When you’ve gone a while without making, what’s the smallest “re-entry” that brings you back? Not the big project.
Not the perfect plan.
But the smallest doorway.
Is it winding a bobbin?
Touching a favorite fabric?
Sewing one simple seam ?
Do you feel that moment when your hands remember before your brain does?
And here’s a big one, maybe the most important one:
What have you been calling “just a hobby” that might actually be part of how you stay well? What have you been minimizing…that your body might quietly depend on?
And if you listen closely…Do you start to realize that the urge to make isn’t indulgence? It’s information.
It’s your system asking for steadiness.
For contact.
For something real.
You don’t have to answer those out loud.
Just notice what you recognize.
Because a lot of the time, the first step isn’t a plan.
It’s permission to take yourself seriously.
So as we wrap up today, I just want to leave you with something simple.
Sewing isn’t only about what you produce.
It’s also about what you restore.
It restores steadiness when life feels crazy.
It restores attention when everything feels scattered.
It restores confidence. The quiet kind that lives in your hands.

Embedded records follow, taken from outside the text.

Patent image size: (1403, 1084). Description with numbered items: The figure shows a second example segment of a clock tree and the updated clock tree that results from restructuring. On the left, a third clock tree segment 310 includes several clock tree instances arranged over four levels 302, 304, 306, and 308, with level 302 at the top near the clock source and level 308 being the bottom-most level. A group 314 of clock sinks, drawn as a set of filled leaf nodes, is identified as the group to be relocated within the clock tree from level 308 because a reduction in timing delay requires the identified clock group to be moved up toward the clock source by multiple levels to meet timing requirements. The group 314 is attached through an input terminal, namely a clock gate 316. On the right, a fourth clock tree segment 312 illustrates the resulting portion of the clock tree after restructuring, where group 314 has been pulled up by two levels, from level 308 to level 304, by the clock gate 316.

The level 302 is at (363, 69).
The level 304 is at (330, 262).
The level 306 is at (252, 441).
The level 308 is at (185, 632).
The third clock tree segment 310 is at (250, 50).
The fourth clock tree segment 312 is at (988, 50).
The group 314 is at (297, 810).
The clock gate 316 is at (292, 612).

And that’s why I keep coming back to this idea of a creative first aid kit.
Because creativity is not a cute escape.
It’s genuinely protective. It’s preventative.
It’s one of the ways we stay human in the middle of everything else.
And the truth is…
You don’t need a crisis to reach for it. You don’t need to earn it.
Sometimes you just need ten minutes with fabric.
A familiar rhythm.
A few stitches.
Something real enough to bring you back to yourself.
So if your life feels a little frayed around the edges right now…
Keep the kit close by.
Let making be part of how you take care of yourself.
Not as a luxury.
But as a practice.
As a return.
As restoration.
Until next time…
keep your hands on the cloth and your heart in the work.